Мой отец, узнав, что Сергея вызывают на редколлегию, позвонил главному редактору газеты Туронку и стал убеждать его в необходимости провести обсуждение в Союзе писателей; ему казалось, литераторы выступят в защиту Довлатова. Туронок, обычно почти искательный в разговорах с отцом, отказал холодно и категорично. Тогда отец попытался получить разрешение присутствовать на редколлегии, чтобы там прозвучало мнение, сложившееся о рукописи в профессиональной среде.
Разумеется, тех, кто не был согласен с режиссерской концепцией, на собрание не допустили. Кроме членов редколлегии, был лишь один посторонний: редакционный художник Маклаков — заикающийся, шепелявый, твердо произносящий только мягкий знак. Он рвался прокричать проклятья Сергею, не имея ни малейших причин не то что для ненависти — для минимального неудовольствия. Это была песня джунглей, порыв родословной — клыки, когти, копыта…
В день смерти Сергея Довлатова в редакции был выходной, работала только дежурная бригада. Мы с Михаилом Рогинским, ближайшим приятелем Довлатова и персонажем многих его произведений, приехали в Дом печати и стали настаивать на том, чтобы некролог поставили в номер. Требовалось разрешение главного редактора. Уже не было в живых Генриха Францевича Туронка, да и многих членов редколлегии. Новый главный был большой либерал: в моменты, когда нужно было принимать ответственные решения, он на всякий случай уезжал на дачу и зарывался в сорняки.
Я села писать некролог, Рогинский пошел договариваться с типографией, а поехать к редактору за разрешением вызвался все тот же Маклаков.
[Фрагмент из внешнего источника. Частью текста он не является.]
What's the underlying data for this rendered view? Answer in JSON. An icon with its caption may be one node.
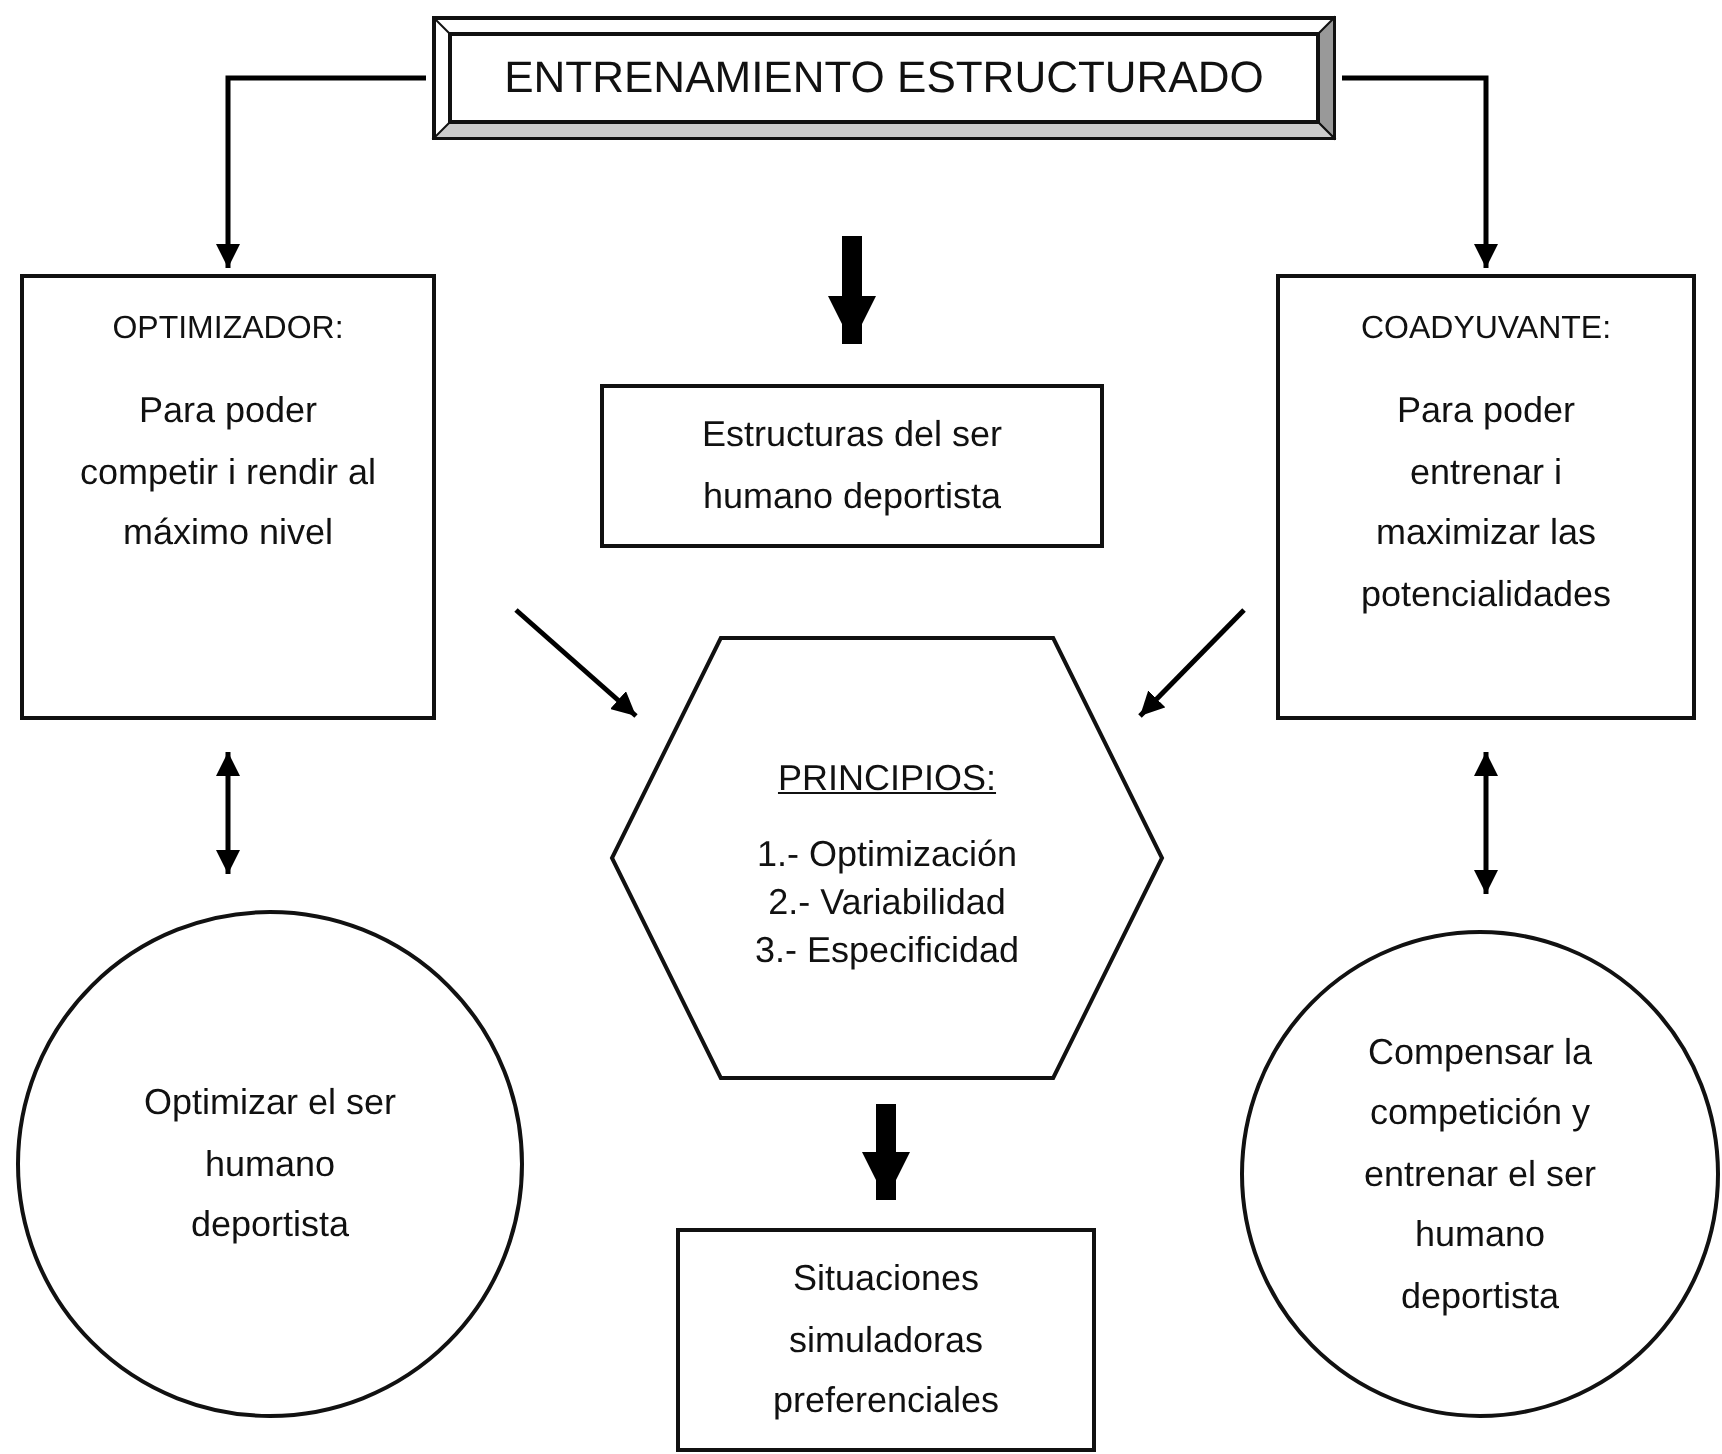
{
  "diagram": {
    "nodes": [
      {
        "text": [
          "ENTRENAMIENTO ESTRUCTURADO"
        ]
      },
      {
        "text": [
          "OPTIMIZADOR:",
          "Para poder competir i rendir al máximo nivel"
        ]
      },
      {
        "text": [
          "Estructuras del ser humano deportista"
        ]
      },
      {
        "text": [
          "COADYUVANTE:",
          "Para poder entrenar i maximizar las potencialidades"
        ]
      },
      {
        "text": [
          "PRINCIPIOS:",
          "1.- Optimización",
          "2.- Variabilidad",
          "3.- Especificidad"
        ]
      },
      {
        "text": [
          "Optimizar el ser humano deportista"
        ]
      },
      {
        "text": [
          "Situaciones simuladoras preferenciales"
        ]
      },
      {
        "text": [
          "Compensar la competición y entrenar el ser humano deportista"
        ]
      }
    ],
    "edges": [
      {
        "from": 0,
        "to": 1,
        "arrow": "to"
      },
      {
        "from": 0,
        "to": 2,
        "arrow": "to",
        "style": "thick"
      },
      {
        "from": 0,
        "to": 3,
        "arrow": "to"
      },
      {
        "from": 1,
        "to": 4,
        "arrow": "to"
      },
      {
        "from": 3,
        "to": 4,
        "arrow": "to"
      },
      {
        "from": 1,
        "to": 5,
        "arrow": "both"
      },
      {
        "from": 3,
        "to": 7,
        "arrow": "both"
      },
      {
        "from": 4,
        "to": 6,
        "arrow": "to",
        "style": "thick"
      }
    ]
  }
}
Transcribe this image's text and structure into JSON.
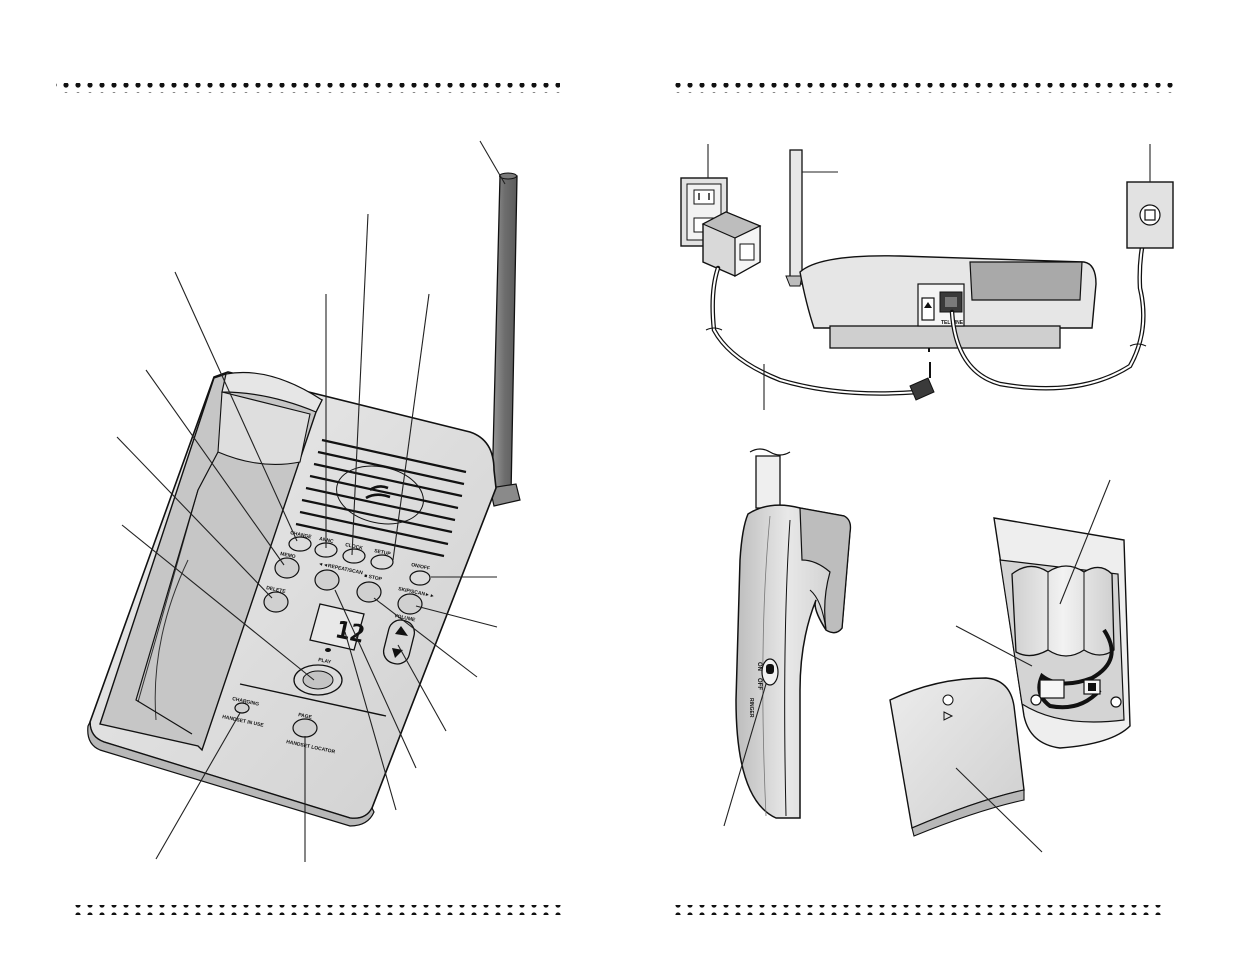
{
  "left_page": {
    "base_unit": {
      "button_labels": {
        "change": "CHANGE",
        "anno": "ANNC",
        "clock": "CLOCK",
        "setup": "SETUP",
        "memo": "MEMO",
        "repeat_scan": "◄◄REPEAT/SCAN",
        "stop": "■ STOP",
        "on_off": "ON/OFF",
        "delete": "DELETE",
        "skip_scan": "SKIP/SCAN►►",
        "volume": "VOLUME",
        "play": "PLAY",
        "charging": "CHARGING",
        "handset_in_use": "HANDSET IN USE",
        "page": "PAGE",
        "handset_locator": "HANDSET LOCATOR"
      },
      "message_counter": "12"
    }
  },
  "right_page": {
    "base_back": {
      "jack_label": "TEL LINE"
    },
    "handset": {
      "ringer_switch": {
        "off_label": "OFF",
        "on_label": "ON",
        "ringer_label": "RINGER"
      }
    }
  },
  "colors": {
    "ink": "#111111",
    "body_gray": "#d4d4d4",
    "panel_gray": "#e4e4e4",
    "dark_gray": "#8a8a8a"
  }
}
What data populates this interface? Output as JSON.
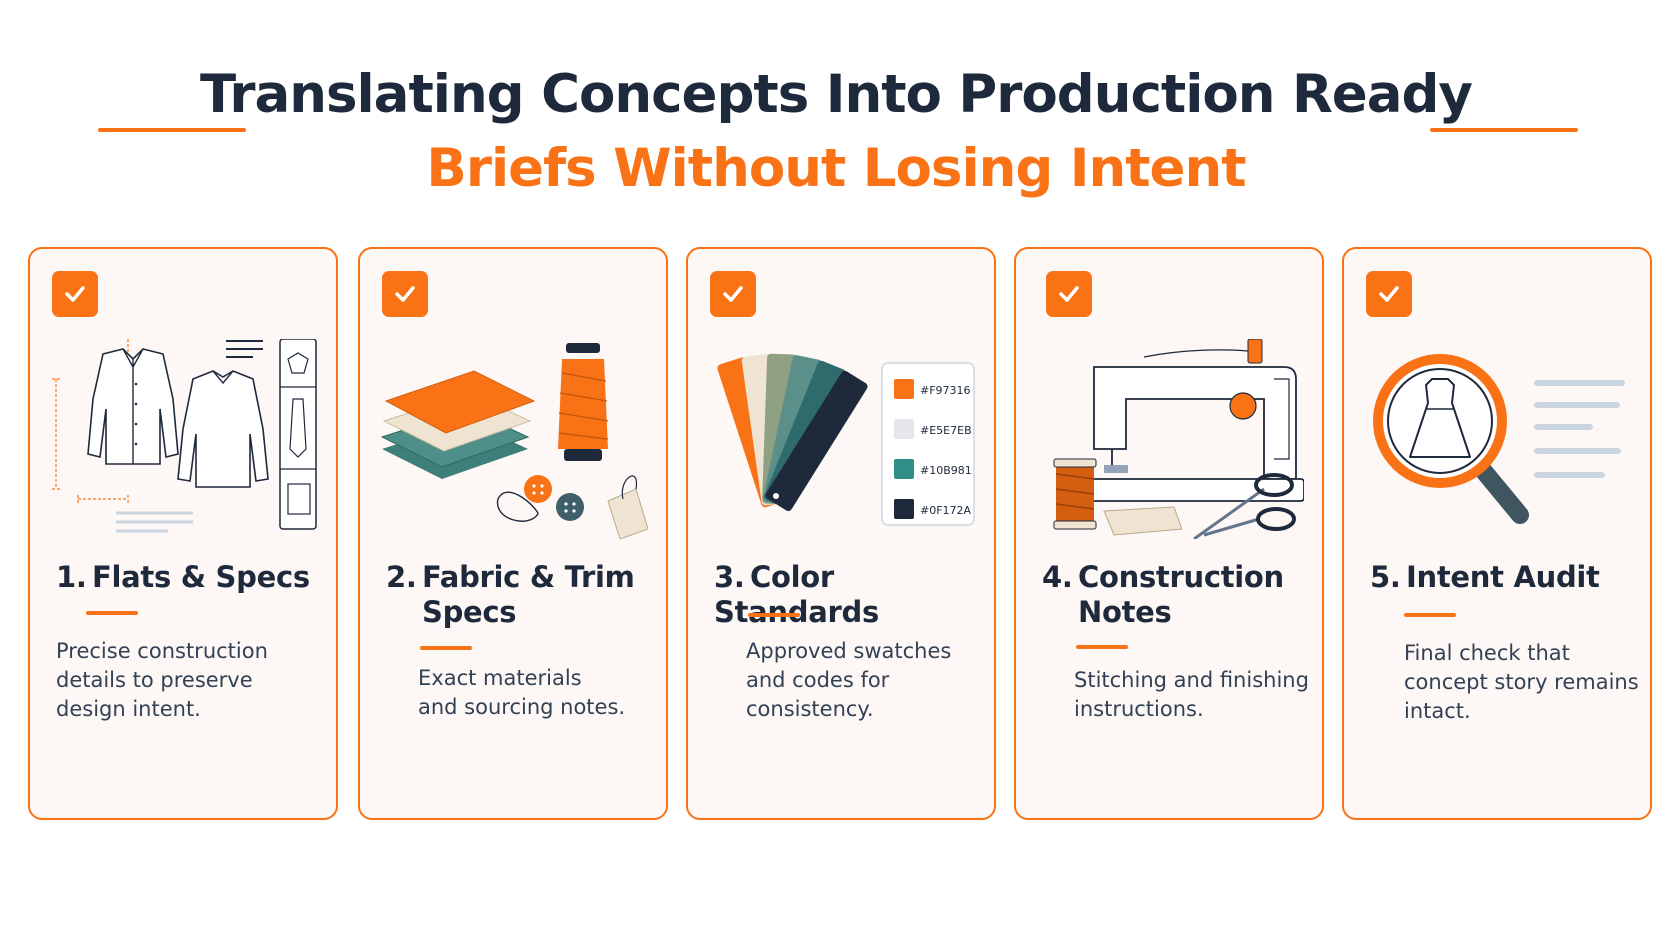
{
  "header": {
    "title_line1": "Translating Concepts Into Production Ready",
    "title_line2": "Briefs Without Losing Intent"
  },
  "colors": {
    "accent": "#f97316",
    "dark": "#1e293b",
    "card_bg": "#fdf8f5"
  },
  "cards": [
    {
      "number": "1.",
      "title_line1": "Flats & Specs",
      "title_line2": "",
      "desc_lines": [
        "Precise construction",
        "details to preserve",
        "design intent."
      ],
      "icon": "shirt-flats-icon"
    },
    {
      "number": "2.",
      "title_line1": "Fabric & Trim",
      "title_line2": "Specs",
      "desc_lines": [
        "Exact materials",
        "and sourcing notes."
      ],
      "icon": "fabric-swatches-icon"
    },
    {
      "number": "3.",
      "title_line1": "Color Standards",
      "title_line2": "",
      "desc_lines": [
        "Approved swatches",
        "and codes for",
        "consistency."
      ],
      "icon": "color-fan-icon",
      "swatches": [
        "#F97316",
        "#E5E7EB",
        "#10B981",
        "#0F172A"
      ]
    },
    {
      "number": "4.",
      "title_line1": "Construction",
      "title_line2": "Notes",
      "desc_lines": [
        "Stitching and finishing",
        "instructions."
      ],
      "icon": "sewing-machine-icon"
    },
    {
      "number": "5.",
      "title_line1": "Intent Audit",
      "title_line2": "",
      "desc_lines": [
        "Final check that",
        "concept story remains",
        "intact."
      ],
      "icon": "magnifier-dress-icon"
    }
  ]
}
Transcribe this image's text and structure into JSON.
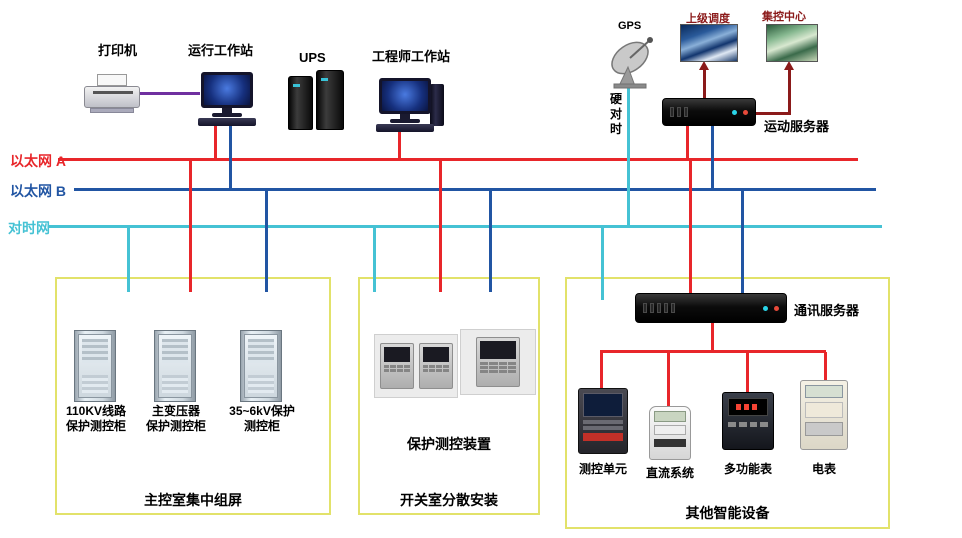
{
  "top": {
    "printer": "打印机",
    "operator_workstation": "运行工作站",
    "ups": "UPS",
    "engineer_workstation": "工程师工作站",
    "gps": "GPS",
    "superior_dispatch": "上级调度",
    "central_control": "集控中心",
    "remote_server": "运动服务器",
    "hard_time_sync": "硬对时"
  },
  "buses": {
    "ethernet_a": {
      "label": "以太网 A",
      "color": "#e8262a"
    },
    "ethernet_b": {
      "label": "以太网 B",
      "color": "#2155a3"
    },
    "time_sync": {
      "label": "对时网",
      "color": "#45c2d4"
    }
  },
  "left_box": {
    "cabinets": [
      "110KV线路\n保护测控柜",
      "主变压器\n保护测控柜",
      "35~6kV保护\n测控柜"
    ],
    "caption": "主控室集中组屏"
  },
  "middle_box": {
    "device_label": "保护测控装置",
    "caption": "开关室分散安装"
  },
  "right_box": {
    "comm_server": "通讯服务器",
    "devices": [
      "测控单元",
      "直流系统",
      "多功能表",
      "电表"
    ],
    "caption": "其他智能设备"
  },
  "colors": {
    "printer_link": "#7030a0",
    "uplink_arrow": "#8b1a1a",
    "box_border": "#e2e26a"
  }
}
«Прорвусь на дачу! — кричал он, шепелявя и заикаясь, и казалось ему, что обматывает он тельняшку пулеметными лентами. — Чую звериным нутром, быть Сереге в славе!»
Некролог был опубликован; заведующая отделом литературы и искусства Кармелла Эклери кусала в ярости ногти и сплевывала их, как семечки, на красную редакционную дорожку: «Я заведую отделом, — визжала она, — а какие-то шавки взялись заваривать кашу!»